Rappelons que, si la rente maximale AVS s’élève à 2390 francs par mois (ou 3585 francs pour un couple), il faut, pour espérer la toucher, avoir gagné au moins 85000 francs par année et travaillé durant 43 ans pour les femmes et 44 ans pour les hommes. «Dans l’hôtellerie-restauration, seuls 6% des salariés touchent la rente maximale, 13% dans le secteur de la santé et du social et 18% dans les métiers de la logistique», indique Bruna Campanello, membre du comité directeur d’Unia. La prévoyance professionnelle est bien censée améliorer l’ordinaire de l’AVS, sauf qu’une femme sur trois en est privée. «Pour les femmes qui perçoivent une rente du 2e pilier, elle est en moyenne inférieure de moitié à celle des hommes. La moitié des femmes parties à la retraite en 2018 reçoivent une rente de la caisse de pension inférieure à 1165 francs par mois. Dans les branches où les femmes sont particulièrement nombreuses à travailler, comme l’hôtellerie-restauration ou la coiffure, des rentes de caisses du 2e pilier comprises entre 500 et 800 francs sont courantes. Cela ne suffit tout simplement pas pour vivre.»
«Cet argent appartient à la population»
L’initiative sur la BNS complète celle pour une 13e rente AVS déposée par la gauche et les syndicats en mai 2021 et sur laquelle le peuple se prononcera l’année prochaine. Verser treize rentes par an, à l’image du 13e salaire, est pour la syndicaliste «un moyen simple, efficace et peu onéreux d’augmenter rapidement les rentes». Il en coûterait 4 milliards par an.
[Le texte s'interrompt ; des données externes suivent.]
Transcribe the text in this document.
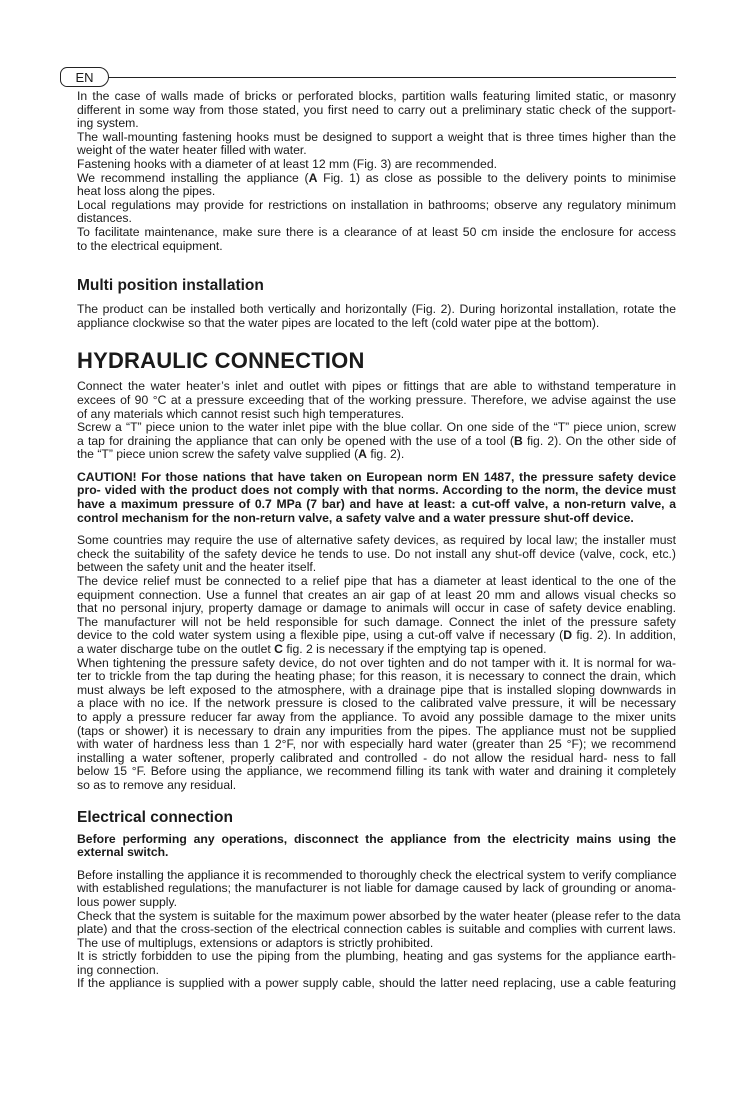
EN
In the case of walls made of bricks or perforated blocks, partition walls featuring limited static, or masonry
different in some way from those stated, you first need to carry out a preliminary static check of the support-
ing system.
The wall-mounting fastening hooks must be designed to support a weight that is three times higher than the
weight of the water heater filled with water.
Fastening hooks with a diameter of at least 12 mm (Fig. 3) are recommended.
We recommend installing the appliance (A Fig. 1) as close as possible to the delivery points to minimise
heat loss along the pipes.
Local regulations may provide for restrictions on installation in bathrooms; observe any regulatory minimum
distances.
To facilitate maintenance, make sure there is a clearance of at least 50 cm inside the enclosure for access
to the electrical equipment.
Multi position installation
The product can be installed both vertically and horizontally (Fig. 2). During horizontal installation, rotate the
appliance clockwise so that the water pipes are located to the left (cold water pipe at the bottom).
HYDRAULIC CONNECTION
Connect the water heater’s inlet and outlet with pipes or fittings that are able to withstand temperature in
excees of 90 °C at a pressure exceeding that of the working pressure. Therefore, we advise against the use
of any materials which cannot resist such high temperatures.
Screw a “T” piece union to the water inlet pipe with the blue collar. On one side of the “T” piece union, screw
a tap for draining the appliance that can only be opened with the use of a tool (B fig. 2). On the other side of
the “T” piece union screw the safety valve supplied (A fig. 2).
CAUTION! For those nations that have taken on European norm EN 1487, the pressure safety device
pro- vided with the product does not comply with that norms. According to the norm, the device must
have a maximum pressure of 0.7 MPa (7 bar) and have at least: a cut-off valve, a non-return valve, a
control mechanism for the non-return valve, a safety valve and a water pressure shut-off device.
Some countries may require the use of alternative safety devices, as required by local law; the installer must
check the suitability of the safety device he tends to use. Do not install any shut-off device (valve, cock, etc.)
between the safety unit and the heater itself.
The device relief must be connected to a relief pipe that has a diameter at least identical to the one of the
equipment connection. Use a funnel that creates an air gap of at least 20 mm and allows visual checks so
that no personal injury, property damage or damage to animals will occur in case of safety device enabling.
The manufacturer will not be held responsible for such damage. Connect the inlet of the pressure safety
device to the cold water system using a flexible pipe, using a cut-off valve if necessary (D fig. 2). In addition,
a water discharge tube on the outlet C fig. 2 is necessary if the emptying tap is opened.
When tightening the pressure safety device, do not over tighten and do not tamper with it. It is normal for wa-
ter to trickle from the tap during the heating phase; for this reason, it is necessary to connect the drain, which
must always be left exposed to the atmosphere, with a drainage pipe that is installed sloping downwards in
a place with no ice. If the network pressure is closed to the calibrated valve pressure, it will be necessary
to apply a pressure reducer far away from the appliance. To avoid any possible damage to the mixer units
(taps or shower) it is necessary to drain any impurities from the pipes. The appliance must not be supplied
with water of hardness less than 1 2°F, nor with especially hard water (greater than 25 °F); we recommend
installing a water softener, properly calibrated and controlled - do not allow the residual hard- ness to fall
below 15 °F. Before using the appliance, we recommend filling its tank with water and draining it completely
so as to remove any residual.
Electrical connection
Before performing any operations, disconnect the appliance from the electricity mains using the
external switch.
Before installing the appliance it is recommended to thoroughly check the electrical system to verify compliance
with established regulations; the manufacturer is not liable for damage caused by lack of grounding or anoma-
lous power supply.
Check that the system is suitable for the maximum power absorbed by the water heater (please refer to the data
plate) and that the cross-section of the electrical connection cables is suitable and complies with current laws.
The use of multiplugs, extensions or adaptors is strictly prohibited.
It is strictly forbidden to use the piping from the plumbing, heating and gas systems for the appliance earth-
ing connection.
If the appliance is supplied with a power supply cable, should the latter need replacing, use a cable featuring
Pourquoi ne pas utiliser les bénéfices de la BNS à cette fin? «Cet argent appartient à la population suisse, il ne profite à personne s’il est entassé dans les coffres de la BNS, il profite à tout le monde si une contribution solidaire est versée à l’AVS.»
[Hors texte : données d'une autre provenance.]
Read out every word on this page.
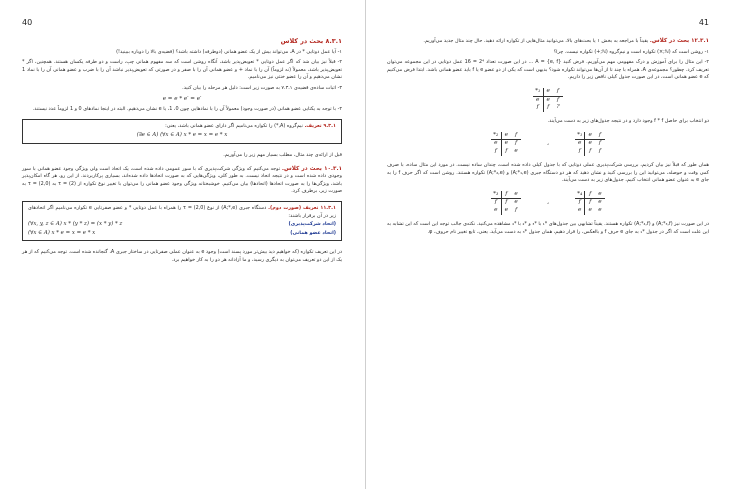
40
۸.۳.۱ بحث در کلاس
۱- آیا عمل دوتایی * در A، می‌تواند بیش از یک عضو همانی (دوطرفه) داشته باشد؟ (قضیه‌ی بالا را دوباره ببینید!)
۲- قبلاً نیز بیان شد که اگر عمل دوتایی * تعویض‌پذیر باشد، آنگاه روشن است که سه مفهوم همانی چپ، راست و دو طرفه یکسان هستند. همچنین، اگر * تعویض‌پذیر باشد، معمولاً (نه لزوماً) آن را با نماد + و عضو همانی آن را با صفر و در صورتی که تعویض‌پذیر نباشد آن را با ضرب و عضو همانی آن را با نماد 1 نشان می‌دهیم و آن را عضو خنثی نیز می‌نامیم.
۳- اثبات ساده‌ی قضیه‌ی ۷.۳.۱ به صورت زیر است: دلیل هر مرحله را بیان کنید.
e = e * e′ = e′
۴- با توجه به یکتایی عضو همانی (در صورت وجود) معمولاً آن را با نمادهایی چون 0، 1، یا e نشان می‌دهیم. البته در اینجا نمادهای 0 و 1 لزوماً عدد نیستند.
۹.۳.۱ تعریف. نیم‌گروه (A,*) را تکواره می‌نامیم اگر دارای عضو همانی باشد، یعنی:
(∃e ∈ A) (∀x ∈ A) x * e = x = e * x
قبل از ارائه‌ی چند مثال، مطلب بسیار مهم زیر را می‌آوریم.
۱۰.۳.۱ بحث در کلاس. توجه می‌کنیم که ویژگی شرکت‌پذیری که با سور عمومی داده شده است، یک اتحاد است ولی ویژگی وجود عضو همانی با سور وجودی داده شده است و در نتیجه اتحاد نیست. به طور کلی، ویژگی‌هایی که به صورت اتحادها داده شده‌اند، بسیاری پرکاربردند. از این رو، هر گاه امکان‌پذیر باشد، ویژگی‌ها را به صورت اتحادها (اتحادها) بیان می‌کنیم. خوشبختانه ویژگی وجود عضو همانی را می‌توان با تغییر نوع تکواره از (2) = τ به (2,0) = τ به صورت زیر، برطرف کرد.
۱۱.۳.۱ تعریف (صورت دوم). دستگاه جبری (A;*,e) از نوع (2,0) = τ را همراه با عمل دوتایی * و عضو صفرتایی e تکواره می‌نامیم اگر اتحادهای زیر در آن برقرار باشند:
(اتحاد شرکت‌پذیری)
(∀x, y, z ∈ A) x * (y * z) = (x * y) * z
(اتحاد عضو همانی)
(∀x ∈ A) x * e = x = e * x
در این تعریف تکواره (که خواهیم دید بیش‌تر مورد پسند است) وجود e به عنوان عملی صفرتایی در ساختار جبری A، گنجانده شده است. توجه می‌کنیم که از هر یک از این دو تعریف می‌توان به دیگری رسید، و ما آزادانه هر دو را به کار خواهیم برد.
41
۱۲.۳.۱ بحث در کلاس. یقیناً با مراجعه به بخش ۱ یا بحث‌های بالا، می‌توانید مثال‌هایی از تکواره ارائه دهید. حال چند مثال جدید می‌آوریم.
۱- روشن است که (ℕ;×) تکواره است و نیم‌گروه (ℕ;+) تکواره نیست. چرا؟
۲- این مثال را برای آموزش و درک مفهومی مهم می‌آوریم. فرض کنید A = {e, f} ... در این صورت تعداد 2⁴ = 16 عمل دوتایی در این مجموعه می‌توان تعریف کرد. چطور؟ مجموعه‌ی A، همراه با چند تا از آن‌ها می‌تواند تکواره شود؟ بدیهی است که یکی از دو عضو e یا f باید عضو همانی باشد. ابتدا فرض می‌کنیم که e عضو همانی است، در این صورت جدول کیلی ناقص زیر را داریم.
*₁	e	f
e	e	f
f	f	?
دو انتخاب برای حاصل f * f وجود دارد و در نتیجه جدول‌های زیر به دست می‌آیند.
*₂	e	f
e	e	f
f	f	e
،
*₁	e	f
e	e	f
f	f	f
همان طور که قبلاً نیز بیان کردیم، بررسی شرکت‌پذیری عملی دوتایی که با جدول کیلی داده شده است، چندان ساده نیست. در مورد این مثال ساده، با صرف کمی وقت و حوصله، می‌توانید این را بررسی کنید و نشان دهید که هر دو دستگاه جبری (A;*₁,e) و (A;*₂,e) تکواره هستند. روشن است که اگر حرف f را به جای e به عنوان عضو همانی انتخاب کنیم، جدول‌های زیر به دست می‌آیند.
*₃	f	e
f	f	e
e	e	f
،
*₄	f	e
f	f	e
e	e	e
در این صورت نیز (A;*₃,f) و (A;*₄,f) تکواره هستند. یقیناً تشابهی بین جدول‌های *₁ با *₃ و *₂ با *₄ مشاهده می‌کنید. نکته‌ی جالب توجه این است که این تشابه به این علت است که اگر در جدول *₁ به جای e حرف f و بالعکس، را قرار دهیم، همان جدول *₃ به دست می‌آید. یعنی، تابع تغییر نام حروف، φ.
Ça ne serait pas une première. En 2007, la BNS avait versé 7 milliards à l’AVS issus de la vente d’or.
«Notre texte est modéré. Il ne met aucune contrainte, il n’empiète pas sur la politique monétaire et il protège la part attribuée aux cantons, conclut le président de l’USS, Pierre-Yves Maillard. Notre projet permet juste, quand les circonstances l’autorisent, le retour d’une petite part du revenu de la richesse nationale accumulée dans notre banque centrale vers l’œuvre sociale la plus importante du pays.»